The tragic drama of Lucia di Lammermoor tells the story of a young woman who falls in love with her family’s enemy. The Ashtons and the Ravenswoods have long feuded over property and social position in the bleak Gothic moors and misty woods of Scotland. Although Lucy (Ashton) and Edgar (Ravenswood) are very much in love, Lucy’s hateful brother Henry, for his own political advantage, forces her to marry Lord Arthur Bucklaw.  Lucy descends into madness, and on her wedding night, while the festivities are still being held in the Great Hall, she stabs her new husband Arthur in the bridal chamber, goes insane and dies.

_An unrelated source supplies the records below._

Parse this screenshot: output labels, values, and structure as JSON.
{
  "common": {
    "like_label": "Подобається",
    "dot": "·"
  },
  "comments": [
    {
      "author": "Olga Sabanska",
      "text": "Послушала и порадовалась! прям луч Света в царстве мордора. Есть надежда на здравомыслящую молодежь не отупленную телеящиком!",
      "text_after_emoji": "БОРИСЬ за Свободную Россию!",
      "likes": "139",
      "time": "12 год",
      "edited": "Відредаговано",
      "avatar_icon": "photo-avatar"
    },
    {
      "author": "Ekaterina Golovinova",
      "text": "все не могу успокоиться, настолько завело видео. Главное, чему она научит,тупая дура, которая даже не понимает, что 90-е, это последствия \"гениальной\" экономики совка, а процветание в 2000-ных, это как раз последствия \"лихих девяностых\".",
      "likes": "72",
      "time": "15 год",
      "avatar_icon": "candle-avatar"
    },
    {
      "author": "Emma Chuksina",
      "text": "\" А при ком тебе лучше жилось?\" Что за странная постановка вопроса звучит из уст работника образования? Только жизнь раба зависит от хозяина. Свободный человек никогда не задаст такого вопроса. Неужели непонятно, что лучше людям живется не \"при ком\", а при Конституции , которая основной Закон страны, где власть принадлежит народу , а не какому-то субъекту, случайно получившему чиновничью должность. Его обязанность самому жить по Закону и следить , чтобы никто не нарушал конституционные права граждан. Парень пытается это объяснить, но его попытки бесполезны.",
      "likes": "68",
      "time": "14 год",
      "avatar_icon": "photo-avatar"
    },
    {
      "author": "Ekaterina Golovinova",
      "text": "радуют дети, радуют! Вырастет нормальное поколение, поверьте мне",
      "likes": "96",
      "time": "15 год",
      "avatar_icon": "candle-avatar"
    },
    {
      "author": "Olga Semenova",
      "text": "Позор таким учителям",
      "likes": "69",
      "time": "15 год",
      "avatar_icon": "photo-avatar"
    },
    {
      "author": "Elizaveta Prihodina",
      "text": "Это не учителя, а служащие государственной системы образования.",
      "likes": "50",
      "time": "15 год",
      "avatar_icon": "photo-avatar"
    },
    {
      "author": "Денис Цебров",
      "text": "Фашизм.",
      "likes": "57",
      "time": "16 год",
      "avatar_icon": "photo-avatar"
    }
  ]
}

After learning of her death, Edgar commits suicide. Deeply moving in its pathos and unbearable sorrow, Il dolce suono (“The Sweet Sound”) is the aria best known as the “mad scene” sung by Lucia.  This aria demands an intense physicality from the performer to access the extreme emotion conveyed, a practice McQuinn can relate to as an artist that has demanded much of himself in his past performance works.

 

Donizetti originally scored the mad scene for a glass harmonica, a popular and controversial instrument of the period. Displayed in one of the galleries as part of this exhibition, is an original glass harmonica (c.1760), a type of musical instrument that uses a series of blown glass bowls graduated in size to produce musical tones by means of friction.  The Irish musician and inventor Richard Pockrich (c.1690-1759) is typically credited as the first to create and play the instrument composed of glass vessels by rubbing his fingers around the rims.  By the 1740s, he had performed all over Ireland and England on a set of upright goblets filled with varying amounts of water.

 

Lammermoor is led by McQuinn’s simian alter ego who directs this interpretation of the classic opera on the site of Kilkenny Castle.  The high art/low life inversions are robust and expand to include a meditation on the nature of human and non-human animal cultures, on love, and on madness. The mimicking ape “ars simia naturae”, the monumentality of opera, and the joining together of these cultural phenomena are all addressed in this interpretation.

The magnificent Long Hall of Kilkenny Castle is situated directly overhead the Butler Gallery, which inhabits the former maids quarters, adding to the ‘inverted madness’ of this staging. A long velvet-covered bench has been borrowed from the Long Hall acting as a touchstone of the castle history over time.  The fountain in the Rose Garden and the exterior of the castle feature in the video work interpreting the story of Lucy, the narrative of which is repeated and constantly present in the gallery. McQuinn uses an eclectic collection of mid-Victorian figurines, the kitsch of their time, other market finds and quirky fabric, which all find allegorical roles in a series of photograph prints. In addition, the installation includes optic graphic panels, sculpture and the glass harmonica that is incorporated in a live performance conducted during the exhibition opening from 3-5pm on Saturday, October 11th.

 

While paying homage to Donizetti’s opera, McQuinn considers the opera itself a “found object” to be transformed and made contemporary.  In doing so, the work appropriates, cajoles, and illuminates, forging glitter from dross in an attempt to make ‘Opera’ from the quotidian1, and in Lammermoor creates a singularly compelling new work of art.